Bobby Folds

Personal information
- Full name: Robert James Folds
- Date of birth: 18 April 1949 (age 76)
- Place of birth: Bedford, England
- Position(s): Left-back

Youth career
- Bedford Town

Senior career*
- Years: Team / Apps / (Gls)
- 1968–1971: Gillingham / 44 / (1)
- 1968: → Hastings United (loan)
- 1971–1972: Northampton Town / 29 / (0)
- 1972: Telford United
- 1972–1980: Bedford Town
- Hitchin Town
- Buckingham Town
- Kempston Rovers

Managerial career
- 1986–1990: Kempston Rovers

= Bobby Folds =

English footballer (born 1949)

Robert James Folds (born 18 April 1949) is an English former footballer, who had a short and injury-affected professional career but played at a semi-professional level for nearly twenty years.

==Career==
Born in Bedford, he joined local club Bedford Town of the Southern Football League while still at school. Bedford manager Basil Hayward took over as manager of Gillingham of the Football League Third Division in 1966 and recruited a number of players from his former club, including Folds, who joined the "Gills" as the club's first ever apprentice-professional.

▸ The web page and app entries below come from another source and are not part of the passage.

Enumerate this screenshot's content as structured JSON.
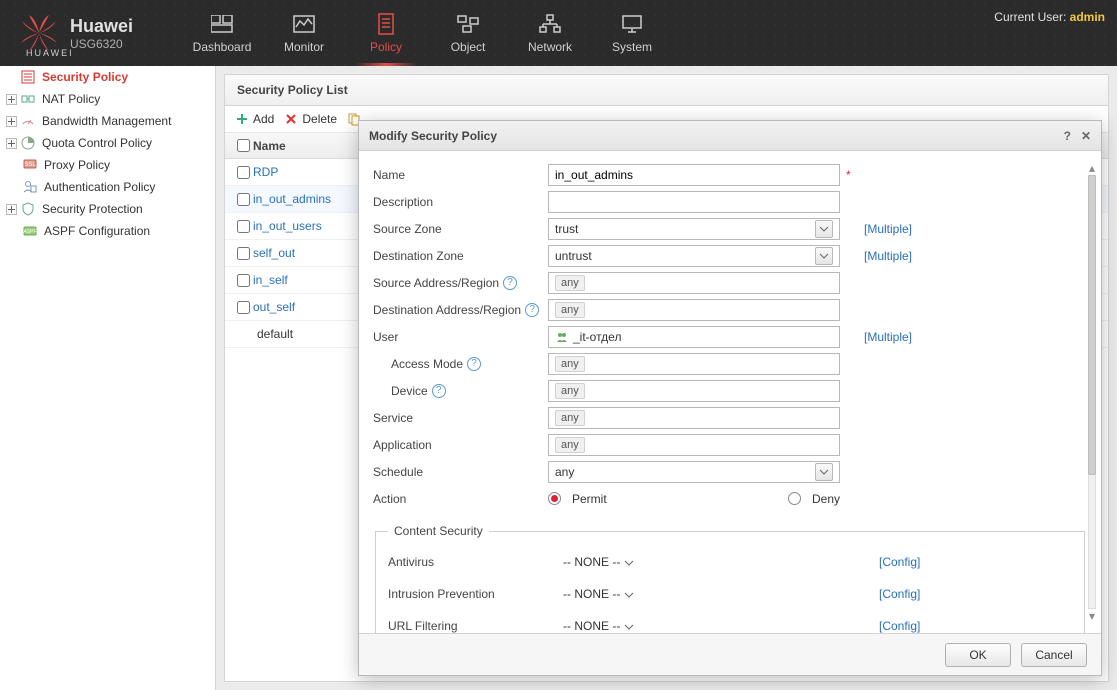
{
  "header": {
    "brand_name": "Huawei",
    "brand_model": "USG6320",
    "brand_sub": "HUAWEI",
    "current_user_label": "Current User:",
    "current_user_name": "admin",
    "nav": [
      {
        "label": "Dashboard"
      },
      {
        "label": "Monitor"
      },
      {
        "label": "Policy"
      },
      {
        "label": "Object"
      },
      {
        "label": "Network"
      },
      {
        "label": "System"
      }
    ]
  },
  "sidebar": {
    "items": [
      {
        "label": "Security Policy",
        "active": true
      },
      {
        "label": "NAT Policy"
      },
      {
        "label": "Bandwidth Management"
      },
      {
        "label": "Quota Control Policy"
      },
      {
        "label": "Proxy Policy"
      },
      {
        "label": "Authentication Policy"
      },
      {
        "label": "Security Protection"
      },
      {
        "label": "ASPF Configuration"
      }
    ]
  },
  "main": {
    "title": "Security Policy List",
    "toolbar": {
      "add_label": "Add",
      "delete_label": "Delete"
    },
    "table": {
      "col_name": "Name",
      "rows": [
        {
          "name": "RDP"
        },
        {
          "name": "in_out_admins",
          "selected": true
        },
        {
          "name": "in_out_users"
        },
        {
          "name": "self_out"
        },
        {
          "name": "in_self"
        },
        {
          "name": "out_self"
        },
        {
          "name": "default",
          "plain": true
        }
      ]
    }
  },
  "modal": {
    "title": "Modify Security Policy",
    "fields": {
      "name_label": "Name",
      "name_value": "in_out_admins",
      "description_label": "Description",
      "description_value": "",
      "src_zone_label": "Source Zone",
      "src_zone_value": "trust",
      "dst_zone_label": "Destination Zone",
      "dst_zone_value": "untrust",
      "src_addr_label": "Source Address/Region",
      "src_addr_value": "any",
      "dst_addr_label": "Destination Address/Region",
      "dst_addr_value": "any",
      "user_label": "User",
      "user_value": "_it-отдел",
      "access_mode_label": "Access Mode",
      "access_mode_value": "any",
      "device_label": "Device",
      "device_value": "any",
      "service_label": "Service",
      "service_value": "any",
      "application_label": "Application",
      "application_value": "any",
      "schedule_label": "Schedule",
      "schedule_value": "any",
      "action_label": "Action",
      "action_permit": "Permit",
      "action_deny": "Deny",
      "multiple_link": "[Multiple]",
      "config_link": "[Config]"
    },
    "content_security": {
      "legend": "Content Security",
      "antivirus_label": "Antivirus",
      "antivirus_value": "-- NONE --",
      "ips_label": "Intrusion Prevention",
      "ips_value": "-- NONE --",
      "url_label": "URL Filtering",
      "url_value": "-- NONE --"
    },
    "buttons": {
      "ok": "OK",
      "cancel": "Cancel"
    }
  }
}
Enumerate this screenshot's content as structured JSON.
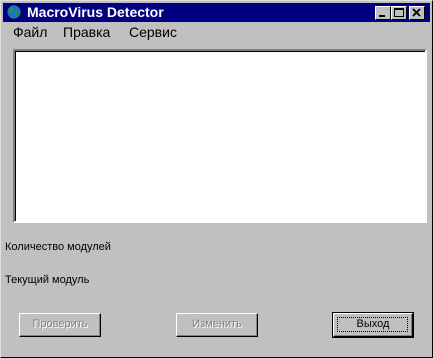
{
  "window": {
    "title": "MacroVirus Detector",
    "icon": "globe-icon"
  },
  "titlebar_buttons": {
    "minimize": "minimize-icon",
    "maximize": "maximize-icon",
    "close": "close-icon"
  },
  "menu": [
    "Файл",
    "Правка",
    "Сервис"
  ],
  "labels": {
    "module_count": "Количество модулей",
    "current_module": "Текущий модуль"
  },
  "buttons": {
    "check": "Проверить",
    "change": "Изменить",
    "exit": "Выход"
  },
  "colors": {
    "titlebar": "#000080",
    "face": "#c0c0c0"
  }
}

In March 1967, shortly before he became a full-time professional, Folds broke his leg playing for Gillingham's reserve team against Chelsea and missed eight months of action. In January 1968 he was loaned to Hastings United in a bid to regain match fitness. He eventually made his first team debut in a match away to Barnsley at the start of the 1968–69 season, but played irregularly for the first team, amassing only 44 Football League appearances in four seasons. His only goal for the "Gills" came against Brighton & Hove Albion in September 1969. Nonetheless, his ability to operate in many different positions on the field of play was considered important to the squad. In August 1971 he was released from his contract at Priestfield Stadium and joined Northampton Town of the Fourth Division. After just one season with the club, however, he dropped back into non-league football with Telford United. He rejoined Bedford Town in October 1972 and played for the club for eight years. His later clubs included Hitchin Town and Buckingham Town. In 1985, he joined Kempston Rovers, where he remained well into the 1990s, going on to serve as the club's assistant manager and manager, holding the latter position between 1986 and 1990.